Thread: Test Review

I am to prove this statement:

For all integers n, n^2-n+3 is odd.

This is what I did, I just want to make sure its logical.

Suppose n is an integer such that n^2-n+3 is odd. this means there exists an integer, a, such that 2a+1 = n^2-n+3. It then follows that 2a = n^2-n+2 which is, by definition even. Since n^2-n+2 and n^2-n+3 are consecutive integers then it follows that n^2-n+3 is odd.

Originally Posted by algebrapro18

I am to prove this statement:

For all integers n, n^2-n+3 is odd.

The integer n is either even or odd. If it is even then n^2 - n +3 is odd. If it is odd then n^2 - n + 3 is odd. Thus, n^2 - n + 3 is always odd.

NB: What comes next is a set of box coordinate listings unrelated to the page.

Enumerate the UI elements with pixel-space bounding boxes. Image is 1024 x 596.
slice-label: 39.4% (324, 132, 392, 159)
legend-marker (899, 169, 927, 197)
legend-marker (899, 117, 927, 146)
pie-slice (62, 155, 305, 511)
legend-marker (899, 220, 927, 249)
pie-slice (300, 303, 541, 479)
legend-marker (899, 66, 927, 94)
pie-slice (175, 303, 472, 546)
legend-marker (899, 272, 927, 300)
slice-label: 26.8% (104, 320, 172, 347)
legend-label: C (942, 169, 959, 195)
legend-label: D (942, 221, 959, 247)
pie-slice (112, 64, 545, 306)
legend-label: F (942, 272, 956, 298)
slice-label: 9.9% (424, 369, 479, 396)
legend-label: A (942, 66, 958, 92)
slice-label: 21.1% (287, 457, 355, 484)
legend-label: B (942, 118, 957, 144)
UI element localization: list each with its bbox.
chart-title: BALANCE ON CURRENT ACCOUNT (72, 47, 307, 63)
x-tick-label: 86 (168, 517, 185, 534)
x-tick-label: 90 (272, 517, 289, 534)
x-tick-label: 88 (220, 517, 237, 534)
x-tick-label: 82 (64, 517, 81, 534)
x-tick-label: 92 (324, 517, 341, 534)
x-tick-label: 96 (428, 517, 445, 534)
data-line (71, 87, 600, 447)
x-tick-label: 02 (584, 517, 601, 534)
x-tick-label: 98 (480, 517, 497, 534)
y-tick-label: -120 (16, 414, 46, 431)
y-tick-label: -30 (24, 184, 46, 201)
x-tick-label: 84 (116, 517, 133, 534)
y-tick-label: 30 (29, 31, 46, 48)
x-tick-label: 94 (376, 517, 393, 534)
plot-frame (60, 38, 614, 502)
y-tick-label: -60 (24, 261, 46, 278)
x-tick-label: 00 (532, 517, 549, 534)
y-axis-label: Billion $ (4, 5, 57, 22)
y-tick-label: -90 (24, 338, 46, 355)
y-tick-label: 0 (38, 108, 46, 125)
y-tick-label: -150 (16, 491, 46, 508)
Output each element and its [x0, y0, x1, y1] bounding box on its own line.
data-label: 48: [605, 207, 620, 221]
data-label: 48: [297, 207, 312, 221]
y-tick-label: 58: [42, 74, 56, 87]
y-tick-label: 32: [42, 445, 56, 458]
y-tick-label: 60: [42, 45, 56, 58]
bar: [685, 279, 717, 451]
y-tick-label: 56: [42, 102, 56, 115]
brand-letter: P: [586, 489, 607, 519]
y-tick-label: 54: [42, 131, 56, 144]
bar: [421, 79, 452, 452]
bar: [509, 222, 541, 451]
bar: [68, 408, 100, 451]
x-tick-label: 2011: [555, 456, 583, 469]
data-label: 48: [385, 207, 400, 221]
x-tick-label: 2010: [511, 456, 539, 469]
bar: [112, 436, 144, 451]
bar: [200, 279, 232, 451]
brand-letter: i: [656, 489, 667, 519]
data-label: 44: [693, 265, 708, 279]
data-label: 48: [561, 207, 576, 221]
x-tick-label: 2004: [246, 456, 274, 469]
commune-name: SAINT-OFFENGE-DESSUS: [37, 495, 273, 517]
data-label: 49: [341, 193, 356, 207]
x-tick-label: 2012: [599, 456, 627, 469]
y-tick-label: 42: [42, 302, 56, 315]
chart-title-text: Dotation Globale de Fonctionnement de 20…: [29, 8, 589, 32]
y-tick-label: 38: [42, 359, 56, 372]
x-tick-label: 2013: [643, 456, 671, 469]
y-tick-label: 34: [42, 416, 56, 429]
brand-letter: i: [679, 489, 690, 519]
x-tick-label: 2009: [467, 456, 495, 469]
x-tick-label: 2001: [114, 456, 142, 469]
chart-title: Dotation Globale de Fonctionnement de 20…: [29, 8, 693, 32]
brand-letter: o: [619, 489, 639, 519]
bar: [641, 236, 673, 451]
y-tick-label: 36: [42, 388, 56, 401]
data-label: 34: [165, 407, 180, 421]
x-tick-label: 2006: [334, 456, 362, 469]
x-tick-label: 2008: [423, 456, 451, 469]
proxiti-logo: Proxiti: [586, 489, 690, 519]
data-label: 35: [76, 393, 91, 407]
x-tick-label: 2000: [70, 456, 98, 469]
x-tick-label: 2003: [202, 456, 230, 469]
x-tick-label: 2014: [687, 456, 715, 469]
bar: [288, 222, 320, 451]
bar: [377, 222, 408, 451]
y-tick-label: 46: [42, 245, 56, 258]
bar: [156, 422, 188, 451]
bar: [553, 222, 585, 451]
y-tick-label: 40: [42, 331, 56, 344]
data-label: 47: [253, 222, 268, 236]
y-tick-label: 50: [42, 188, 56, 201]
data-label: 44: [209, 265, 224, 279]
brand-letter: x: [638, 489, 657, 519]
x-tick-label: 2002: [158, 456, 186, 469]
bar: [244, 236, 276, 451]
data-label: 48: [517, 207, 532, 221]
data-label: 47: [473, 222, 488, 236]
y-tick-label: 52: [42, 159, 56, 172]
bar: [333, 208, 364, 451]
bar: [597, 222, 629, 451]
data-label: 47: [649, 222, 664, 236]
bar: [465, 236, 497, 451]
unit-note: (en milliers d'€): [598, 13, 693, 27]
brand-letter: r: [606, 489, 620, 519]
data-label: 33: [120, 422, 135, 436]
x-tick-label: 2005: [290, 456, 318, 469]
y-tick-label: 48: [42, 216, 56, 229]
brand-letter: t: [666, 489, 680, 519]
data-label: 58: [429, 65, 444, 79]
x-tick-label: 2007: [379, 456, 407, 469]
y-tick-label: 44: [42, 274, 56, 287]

So it would be something like this?

Case 1: Let integer n be even. That means there exists some integer c such that 2c = n. n^2-n+3 = (2c)^2-2c+3 = 4c^2-2c+3 = 2(2c^2-c). Since 2c^2-c is an integer then n^2-n+3 is odd by definition.

Case 2: Let integer n be odd. That means there exists some integer c such that 2c+1 = n. n^2-n+3 = (2c+1)^2-(2c+1) +3 = 4c^2+4c+1-2c-1+3 = 4c^2+2c+3 = 2(2c^2+c) + 3. Since 2c^2+c is an integer then n^2-n+3 is odd by definition.